Planning data loading, checking, and training

You can load and validate data for testing for AI training and operational purposes.

Loading AI training data

When you are loading AI training data, such as to correlate events from various sources, or find anomalies in logs, use the following end-to-end guidance for best results.

  1. For each AI type, load all relevant historical data. For example, if you are training the log anomaly AI type, first load all relevant historical log data by using one or more of the following data integrations. Set the integration mode to Historical data for initial AI training at the end of the page where you define the data integration.

  2. Before you run the training, you can optionally run a data quality precheck on your loaded data to ensure that it is sufficient enough to train on the algorithm selected.

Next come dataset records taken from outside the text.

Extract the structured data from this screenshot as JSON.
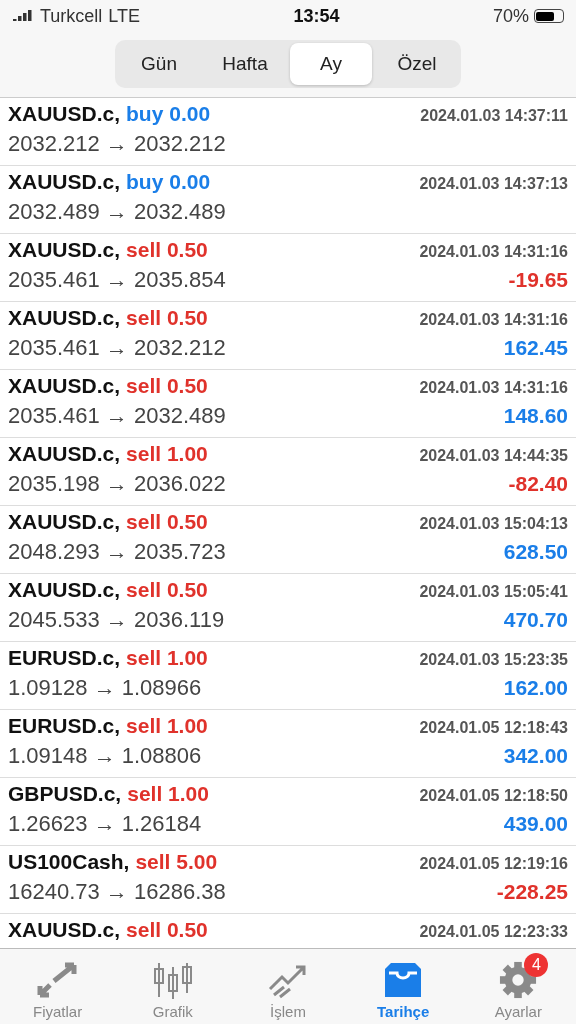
{
  "status_bar": {
    "carrier": "Turkcell",
    "network": "LTE",
    "time": "13:54",
    "battery": "70%"
  },
  "period_tabs": [
    {
      "label": "Gün",
      "selected": false
    },
    {
      "label": "Hafta",
      "selected": false
    },
    {
      "label": "Ay",
      "selected": true
    },
    {
      "label": "Özel",
      "selected": false
    }
  ],
  "deals": [
    {
      "symbol": "XAUUSD.c,",
      "buy": true,
      "volume": "buy 0.00",
      "time": "2024.01.03 14:37:11",
      "prices": "2032.212 → 2032.212"
    },
    {
      "symbol": "XAUUSD.c,",
      "buy": true,
      "volume": "buy 0.00",
      "time": "2024.01.03 14:37:13",
      "prices": "2032.489 → 2032.489"
    },
    {
      "symbol": "XAUUSD.c,",
      "buy": false,
      "volume": "sell 0.50",
      "time": "2024.01.03 14:31:16",
      "prices": "2035.461 → 2035.854",
      "profit": "-19.65",
      "loss": true
    },
    {
      "symbol": "XAUUSD.c,",
      "buy": false,
      "volume": "sell 0.50",
      "time": "2024.01.03 14:31:16",
      "prices": "2035.461 → 2032.212",
      "profit": "162.45",
      "loss": false
    },
    {
      "symbol": "XAUUSD.c,",
      "buy": false,
      "volume": "sell 0.50",
      "time": "2024.01.03 14:31:16",
      "prices": "2035.461 → 2032.489",
      "profit": "148.60",
      "loss": false
    },
    {
      "symbol": "XAUUSD.c,",
      "buy": false,
      "volume": "sell 1.00",
      "time": "2024.01.03 14:44:35",
      "prices": "2035.198 → 2036.022",
      "profit": "-82.40",
      "loss": true
    },
    {
      "symbol": "XAUUSD.c,",
      "buy": false,
      "volume": "sell 0.50",
      "time": "2024.01.03 15:04:13",
      "prices": "2048.293 → 2035.723",
      "profit": "628.50",
      "loss": false
    },
    {
      "symbol": "XAUUSD.c,",
      "buy": false,
      "volume": "sell 0.50",
      "time": "2024.01.03 15:05:41",
      "prices": "2045.533 → 2036.119",
      "profit": "470.70",
      "loss": false
    },
    {
      "symbol": "EURUSD.c,",
      "buy": false,
      "volume": "sell 1.00",
      "time": "2024.01.03 15:23:35",
      "prices": "1.09128 → 1.08966",
      "profit": "162.00",
      "loss": false
    },
    {
      "symbol": "EURUSD.c,",
      "buy": false,
      "volume": "sell 1.00",
      "time": "2024.01.05 12:18:43",
      "prices": "1.09148 → 1.08806",
      "profit": "342.00",
      "loss": false
    },
    {
      "symbol": "GBPUSD.c,",
      "buy": false,
      "volume": "sell 1.00",
      "time": "2024.01.05 12:18:50",
      "prices": "1.26623 → 1.26184",
      "profit": "439.00",
      "loss": false
    },
    {
      "symbol": "US100Cash,",
      "buy": false,
      "volume": "sell 5.00",
      "time": "2024.01.05 12:19:16",
      "prices": "16240.73 → 16286.38",
      "profit": "-228.25",
      "loss": true
    },
    {
      "symbol": "XAUUSD.c,",
      "buy": false,
      "volume": "sell 0.50",
      "time": "2024.01.05 12:23:33"
    }
  ],
  "tab_bar": [
    {
      "kind": "arrows",
      "label": "Fiyatlar",
      "selected": false
    },
    {
      "kind": "candles",
      "label": "Grafik",
      "selected": false
    },
    {
      "kind": "trend",
      "label": "İşlem",
      "selected": false
    },
    {
      "kind": "inbox",
      "label": "Tarihçe",
      "selected": true
    },
    {
      "kind": "gear",
      "label": "Ayarlar",
      "selected": false,
      "badge": "4"
    }
  ]
}
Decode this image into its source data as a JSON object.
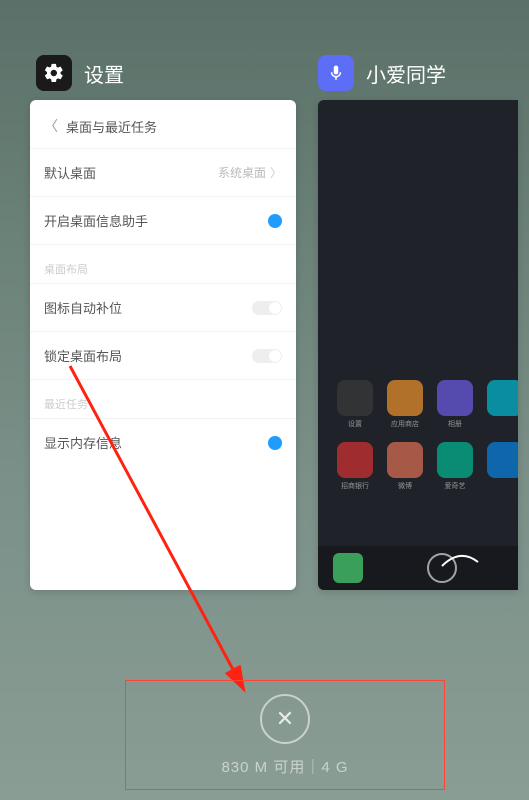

Even if you skip this step to run the model training, the data quality precheck still runs as a prerequisite to the model training.

  3. Train the AI type, as described in Configuring AI training, and use all of the data that you loaded in Step 1. For example, if you are training the log anomaly AI type then follow the instructions to create a log anomaly training definition.

  4. Deploy the model for the AI type that you trained in Step 3. Deployment can be automatic or manual.

  5. For log anomaly training only, after the model deploys, go back to each data integration that you defined in step 1. Next, change the integration mode to Live data for continuous AI training and anomaly detection.

Loading operational data

When you are loading operation data, such as for real-time analysis, use the guidance within the following documentation:

  • Incoming integrations

    Incoming integrations enable IBM Cloud Pak for AIOps to collect log, metric, and event data from various sources.

  • Connecting probes and gateways

    If you want to load event data, you can also configure probes and gateways form various sources.